Updated: Jun 3
If improvement is indeed your goal, then you may sometimes find yourself feeling frustrated at your non-linear progress, or when comparing your results to the results of others. Why should you not do that?
Well, let's take a look at just some of the factors that affect your flexibility and mobility:
1️⃣ HOW YOUR BODY IS DESIGNED
- your joints may naturally have relatively small ranges of motion
- your connective tissues may lack elasticity and plasticity
- your age can play a role (flexibility and mobility decrease the older we get)
- ...and so can your gender (females tend to be more flexible than males)
2️⃣ WHAT YOU DO IN YOUR EVERYDAY LIFE
- spend most of your awake moments in one position (hello, office workers)?
Your muscles may be weak and/or short, both of which will be a hindrance
- lift weights at the gym? Your big muscles can literally get. in. the. way of your joints' range of motion
- got injuries? Needless to say, these can also be a limitation
3️⃣ OTHER FACTORS
- weather: humans tend to be more flexible in warmer weather
- attitude: ever heard of a mental block?
- consistency of your practice: stretching once and forgetting about it ain't going to get you results.

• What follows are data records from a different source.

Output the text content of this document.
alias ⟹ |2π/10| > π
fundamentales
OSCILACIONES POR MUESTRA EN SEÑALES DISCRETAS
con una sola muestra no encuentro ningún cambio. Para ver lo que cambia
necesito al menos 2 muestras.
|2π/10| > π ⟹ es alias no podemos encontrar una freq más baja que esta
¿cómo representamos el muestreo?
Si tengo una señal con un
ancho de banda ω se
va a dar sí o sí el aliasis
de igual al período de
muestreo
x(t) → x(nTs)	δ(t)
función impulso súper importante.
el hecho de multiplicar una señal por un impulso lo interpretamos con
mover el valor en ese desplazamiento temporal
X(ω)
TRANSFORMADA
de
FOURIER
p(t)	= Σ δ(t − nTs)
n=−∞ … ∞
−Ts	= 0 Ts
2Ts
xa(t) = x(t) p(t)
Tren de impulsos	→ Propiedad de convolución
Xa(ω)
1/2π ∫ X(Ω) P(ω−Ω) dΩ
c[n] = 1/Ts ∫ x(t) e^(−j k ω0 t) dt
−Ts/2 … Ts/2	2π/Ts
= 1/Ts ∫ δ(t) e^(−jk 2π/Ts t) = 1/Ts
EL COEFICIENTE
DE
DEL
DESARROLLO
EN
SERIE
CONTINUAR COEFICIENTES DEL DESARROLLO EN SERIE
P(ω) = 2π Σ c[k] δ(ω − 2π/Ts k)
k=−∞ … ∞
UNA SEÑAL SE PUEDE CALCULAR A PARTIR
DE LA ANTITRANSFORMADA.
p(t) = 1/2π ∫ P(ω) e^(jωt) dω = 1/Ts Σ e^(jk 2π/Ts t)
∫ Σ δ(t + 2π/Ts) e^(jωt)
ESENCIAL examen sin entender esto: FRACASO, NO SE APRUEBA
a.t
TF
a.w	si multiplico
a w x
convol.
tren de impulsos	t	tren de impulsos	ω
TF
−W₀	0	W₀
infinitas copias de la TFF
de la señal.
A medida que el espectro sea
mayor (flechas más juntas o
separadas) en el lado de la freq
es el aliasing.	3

The point is, there are lots of factors to consider when analyzing someone's flexibility/mobility or lack thereof.
However, NONE of the factors above should be used as an excuse not to stretch, unless your medical professional has advised you not to.
You might be 10 years younger than the next person but have really tight hamstrings. The next person may have great flexibility in the hamstrings but have tight hips from spending 8 hours in a chair 5 days a week.
Spend time exploring your body, learn its natural tendencies and limitations, and then see how far you can stretch your body, your mind, and with them your limits!